Your letters may be tone deaf
Every audience is different.” “Speak to people in their own voice.” “You must be believable.” These basic truths are drummed into direct marketers. But these lessons don't sink in with some copywriters.
These days, more writers seek freelance work — spurred on by promises of big paychecks in myriad get-rich-quick e-books sold online. The result is a flood of inexperienced, poorly qualified writers who think that selling means writing hype-filled drivel, and that experience means writing a half dozen hard-sell Web pages.
I've seen increasingly club-fisted copywriting showing up in sales letters online and offline. I even receive e-mails and letters from copywriters soliciting jobs from me with this sort of wild-eyed copy.
One copywriter has sent me at least 20 letters — each spanning 10 to 12 pages — that scream about his guarantee to make me rich if I hire him because his copy is full of “so many techniques, customers will be powerless to resist its magnetic and magical attraction.”

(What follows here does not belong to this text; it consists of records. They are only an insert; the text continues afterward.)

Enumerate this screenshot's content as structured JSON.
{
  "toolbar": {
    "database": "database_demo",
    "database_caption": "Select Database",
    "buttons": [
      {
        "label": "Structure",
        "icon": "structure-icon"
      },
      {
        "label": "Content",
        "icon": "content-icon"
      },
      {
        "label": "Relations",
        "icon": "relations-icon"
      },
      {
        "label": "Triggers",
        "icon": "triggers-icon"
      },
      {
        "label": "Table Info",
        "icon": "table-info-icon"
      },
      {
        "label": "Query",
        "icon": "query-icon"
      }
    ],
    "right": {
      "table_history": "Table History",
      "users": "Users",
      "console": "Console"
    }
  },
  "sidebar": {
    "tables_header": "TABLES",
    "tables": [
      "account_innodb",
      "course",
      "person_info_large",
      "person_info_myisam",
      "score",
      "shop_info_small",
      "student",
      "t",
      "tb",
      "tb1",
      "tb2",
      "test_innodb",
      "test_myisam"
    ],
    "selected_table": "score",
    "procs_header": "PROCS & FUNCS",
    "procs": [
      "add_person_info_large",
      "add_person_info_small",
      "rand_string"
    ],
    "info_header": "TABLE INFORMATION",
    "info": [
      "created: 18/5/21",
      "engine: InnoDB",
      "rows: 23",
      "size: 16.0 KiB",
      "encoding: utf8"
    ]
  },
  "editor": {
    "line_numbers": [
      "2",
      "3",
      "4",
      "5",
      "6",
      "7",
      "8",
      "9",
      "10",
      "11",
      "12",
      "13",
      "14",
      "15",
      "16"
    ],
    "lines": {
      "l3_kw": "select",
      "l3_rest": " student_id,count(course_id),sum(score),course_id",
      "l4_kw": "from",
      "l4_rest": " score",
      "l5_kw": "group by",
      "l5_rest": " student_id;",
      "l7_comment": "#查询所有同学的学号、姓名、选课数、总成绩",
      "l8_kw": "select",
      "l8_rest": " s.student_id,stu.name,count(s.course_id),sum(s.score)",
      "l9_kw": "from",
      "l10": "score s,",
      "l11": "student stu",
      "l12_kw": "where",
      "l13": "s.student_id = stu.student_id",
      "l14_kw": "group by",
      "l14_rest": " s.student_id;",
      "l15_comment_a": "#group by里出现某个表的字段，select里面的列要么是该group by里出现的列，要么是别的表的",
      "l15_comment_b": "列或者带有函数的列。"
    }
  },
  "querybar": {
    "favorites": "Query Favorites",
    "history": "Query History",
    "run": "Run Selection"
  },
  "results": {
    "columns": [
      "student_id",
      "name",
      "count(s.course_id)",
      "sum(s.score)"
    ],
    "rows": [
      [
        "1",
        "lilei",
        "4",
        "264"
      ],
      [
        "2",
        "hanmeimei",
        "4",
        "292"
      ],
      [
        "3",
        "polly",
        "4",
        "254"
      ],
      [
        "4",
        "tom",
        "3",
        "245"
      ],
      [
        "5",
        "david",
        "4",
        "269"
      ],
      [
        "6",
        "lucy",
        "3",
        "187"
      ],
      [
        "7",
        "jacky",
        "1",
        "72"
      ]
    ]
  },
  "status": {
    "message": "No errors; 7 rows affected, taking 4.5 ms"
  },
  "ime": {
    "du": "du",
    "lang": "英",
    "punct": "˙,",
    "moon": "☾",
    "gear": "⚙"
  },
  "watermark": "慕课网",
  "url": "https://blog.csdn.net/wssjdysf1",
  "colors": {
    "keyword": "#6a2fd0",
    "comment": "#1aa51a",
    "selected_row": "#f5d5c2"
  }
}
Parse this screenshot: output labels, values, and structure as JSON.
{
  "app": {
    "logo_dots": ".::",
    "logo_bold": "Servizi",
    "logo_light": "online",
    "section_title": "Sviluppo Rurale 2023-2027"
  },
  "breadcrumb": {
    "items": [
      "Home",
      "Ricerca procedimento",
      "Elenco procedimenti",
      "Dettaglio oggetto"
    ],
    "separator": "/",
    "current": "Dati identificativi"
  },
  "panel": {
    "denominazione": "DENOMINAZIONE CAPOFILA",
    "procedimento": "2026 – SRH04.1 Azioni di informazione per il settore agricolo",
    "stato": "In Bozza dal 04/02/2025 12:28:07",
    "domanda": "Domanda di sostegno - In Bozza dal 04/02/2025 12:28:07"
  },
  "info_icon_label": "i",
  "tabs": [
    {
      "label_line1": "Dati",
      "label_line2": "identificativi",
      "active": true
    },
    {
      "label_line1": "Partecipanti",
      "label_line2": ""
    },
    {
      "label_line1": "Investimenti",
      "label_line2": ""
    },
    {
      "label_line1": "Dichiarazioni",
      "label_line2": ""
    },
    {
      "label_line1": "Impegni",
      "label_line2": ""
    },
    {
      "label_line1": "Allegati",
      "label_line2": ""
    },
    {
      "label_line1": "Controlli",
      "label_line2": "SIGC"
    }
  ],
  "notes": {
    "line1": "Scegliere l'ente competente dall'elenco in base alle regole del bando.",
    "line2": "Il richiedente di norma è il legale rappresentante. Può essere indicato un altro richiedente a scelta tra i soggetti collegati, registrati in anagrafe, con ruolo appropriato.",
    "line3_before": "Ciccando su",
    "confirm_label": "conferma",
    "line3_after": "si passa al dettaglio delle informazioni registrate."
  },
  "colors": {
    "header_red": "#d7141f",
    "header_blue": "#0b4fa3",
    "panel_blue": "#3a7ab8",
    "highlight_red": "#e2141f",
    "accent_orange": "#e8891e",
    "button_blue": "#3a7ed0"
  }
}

Is this is an appropriate tone to use when addressing a fellow copywriter or prospective employer — or any businessperson, for that matter? Are copywriters today so tone-deaf, so mired in over-the-top, hard-sell patter that they can't hear how ridiculous they sound?
I am unimpressed by his over-the-top boasts and wary of his ease in rendering customers “powerless.” Direct marketers hiring copywriters must realize that, yes, every audience is different, that it is important to speak to people in their own voice and that you must be believable.
A letter is a personal conversation. You must adjust the tone of your message to match the expectations and sensibilities of the reader. If the expectation is hard sell, fine. But if the assignment calls for something else, you need the skill to deliver that something else.